Nachdem das US-Militär und der Geheimdienstapparat diese Organisationen bewaffnet und finanziert hatte, hat man ihnen zweifelsohne die verschiedensten Unterstützungszusagen gemacht, die jetzt durch das Abkommen für eine Waffenruhe, das Washington letztendlich durch das Eingreifen Russlands aufgezwungen wurde, in Frage gestellt werden. Daher rührt auch die explosive Wut über das von Kerry und dem russischen Außenminister ausgehandelte Abkommen, sowohl in offiziellen amerikanischen Kreisen als auch in den von al-Qaida dominierten syrischen Rebellen-Organisationen.
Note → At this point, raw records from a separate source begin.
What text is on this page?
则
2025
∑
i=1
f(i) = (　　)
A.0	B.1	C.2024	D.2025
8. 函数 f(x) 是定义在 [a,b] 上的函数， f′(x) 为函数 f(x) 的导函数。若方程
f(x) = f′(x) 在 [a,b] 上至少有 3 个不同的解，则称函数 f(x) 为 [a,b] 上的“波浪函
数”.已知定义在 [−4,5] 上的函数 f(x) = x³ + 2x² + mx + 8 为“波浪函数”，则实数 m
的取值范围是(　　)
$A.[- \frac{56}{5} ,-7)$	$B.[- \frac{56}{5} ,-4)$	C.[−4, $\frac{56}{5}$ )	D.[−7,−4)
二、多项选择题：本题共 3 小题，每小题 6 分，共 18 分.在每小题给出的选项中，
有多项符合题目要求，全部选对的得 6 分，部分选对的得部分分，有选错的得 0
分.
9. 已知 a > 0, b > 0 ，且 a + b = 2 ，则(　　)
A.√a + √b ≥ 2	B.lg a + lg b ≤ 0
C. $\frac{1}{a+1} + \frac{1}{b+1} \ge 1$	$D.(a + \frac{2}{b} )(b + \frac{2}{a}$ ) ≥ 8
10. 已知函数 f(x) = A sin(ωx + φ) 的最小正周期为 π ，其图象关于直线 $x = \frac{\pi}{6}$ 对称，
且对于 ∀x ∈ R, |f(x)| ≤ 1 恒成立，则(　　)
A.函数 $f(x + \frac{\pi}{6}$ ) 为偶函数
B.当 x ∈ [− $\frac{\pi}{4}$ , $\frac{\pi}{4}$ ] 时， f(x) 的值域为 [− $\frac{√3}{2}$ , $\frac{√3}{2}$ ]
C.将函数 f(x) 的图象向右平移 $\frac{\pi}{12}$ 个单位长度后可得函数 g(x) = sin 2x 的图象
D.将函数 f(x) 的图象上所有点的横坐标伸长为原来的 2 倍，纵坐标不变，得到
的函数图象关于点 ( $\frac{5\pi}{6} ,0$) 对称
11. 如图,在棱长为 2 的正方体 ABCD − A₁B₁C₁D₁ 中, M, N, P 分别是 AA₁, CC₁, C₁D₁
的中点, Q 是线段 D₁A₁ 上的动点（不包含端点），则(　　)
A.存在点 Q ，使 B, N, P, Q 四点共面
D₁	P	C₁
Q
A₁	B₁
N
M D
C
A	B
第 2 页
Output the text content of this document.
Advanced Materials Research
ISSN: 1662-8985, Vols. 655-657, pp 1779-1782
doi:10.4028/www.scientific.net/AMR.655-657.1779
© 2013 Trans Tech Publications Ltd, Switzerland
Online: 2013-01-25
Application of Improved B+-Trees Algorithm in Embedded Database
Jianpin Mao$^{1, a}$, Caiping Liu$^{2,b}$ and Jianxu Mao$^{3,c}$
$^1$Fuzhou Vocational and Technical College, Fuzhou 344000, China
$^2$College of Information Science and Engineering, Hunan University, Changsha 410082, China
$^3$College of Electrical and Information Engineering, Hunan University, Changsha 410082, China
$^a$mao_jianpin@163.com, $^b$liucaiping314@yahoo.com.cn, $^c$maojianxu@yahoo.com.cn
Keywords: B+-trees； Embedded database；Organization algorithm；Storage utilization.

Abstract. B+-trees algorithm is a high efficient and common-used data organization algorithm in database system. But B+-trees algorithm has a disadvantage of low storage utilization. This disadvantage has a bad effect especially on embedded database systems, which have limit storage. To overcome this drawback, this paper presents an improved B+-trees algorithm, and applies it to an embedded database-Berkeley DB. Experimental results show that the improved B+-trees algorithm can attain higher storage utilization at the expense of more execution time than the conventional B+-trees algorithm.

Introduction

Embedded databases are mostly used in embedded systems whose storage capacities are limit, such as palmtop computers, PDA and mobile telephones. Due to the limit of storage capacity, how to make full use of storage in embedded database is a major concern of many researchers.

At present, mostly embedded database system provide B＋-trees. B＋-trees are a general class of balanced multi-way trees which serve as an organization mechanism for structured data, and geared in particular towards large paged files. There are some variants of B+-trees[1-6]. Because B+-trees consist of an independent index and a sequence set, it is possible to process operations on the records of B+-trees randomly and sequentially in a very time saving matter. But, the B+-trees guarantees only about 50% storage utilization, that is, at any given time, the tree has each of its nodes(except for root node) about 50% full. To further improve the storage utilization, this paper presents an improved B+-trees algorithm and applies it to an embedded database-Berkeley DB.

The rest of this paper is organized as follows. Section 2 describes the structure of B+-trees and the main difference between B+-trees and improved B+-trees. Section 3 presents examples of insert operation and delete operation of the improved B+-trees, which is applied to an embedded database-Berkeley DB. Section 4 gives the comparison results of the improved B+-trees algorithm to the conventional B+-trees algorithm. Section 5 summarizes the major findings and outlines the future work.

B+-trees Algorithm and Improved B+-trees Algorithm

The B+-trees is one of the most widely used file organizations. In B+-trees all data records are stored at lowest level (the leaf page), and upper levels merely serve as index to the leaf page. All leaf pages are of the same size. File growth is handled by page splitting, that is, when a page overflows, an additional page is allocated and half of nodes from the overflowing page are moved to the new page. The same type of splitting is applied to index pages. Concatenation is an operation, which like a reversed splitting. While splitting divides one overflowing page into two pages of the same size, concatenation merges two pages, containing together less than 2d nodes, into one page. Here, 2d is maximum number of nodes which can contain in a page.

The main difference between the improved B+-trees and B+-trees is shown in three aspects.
Es gibt die naheliegende Gefahr, dass die islamistischen Organisationen sich ihren eigenen „Plan B“ schaffen, wozu auch die Rache an ihren imperialistischen Herren für das gehört, was sie als Verrat ansehen. Das ist ein ähnliches Muster, wie man es schon bei der Entwicklung der Anhänger von Osama bin Laden gesehen hat, die fallengelassen wurden, als die Sowjets ihre Truppen aus Afghanistan zurückgezogen hatten. Das Ergebnis war der Tod von 3000 Amerikanern am 11. September 2001.

Die kriminellen und unverantwortlichen Unternehmungen Washingtons in Syrien und anderswo führen zu der unmittelbaren Gefahr, einer noch tödlicheren Racheoperation der „gemäßigten“ Terroristen, die von der CIA bewaffnet und unterstützt wurden.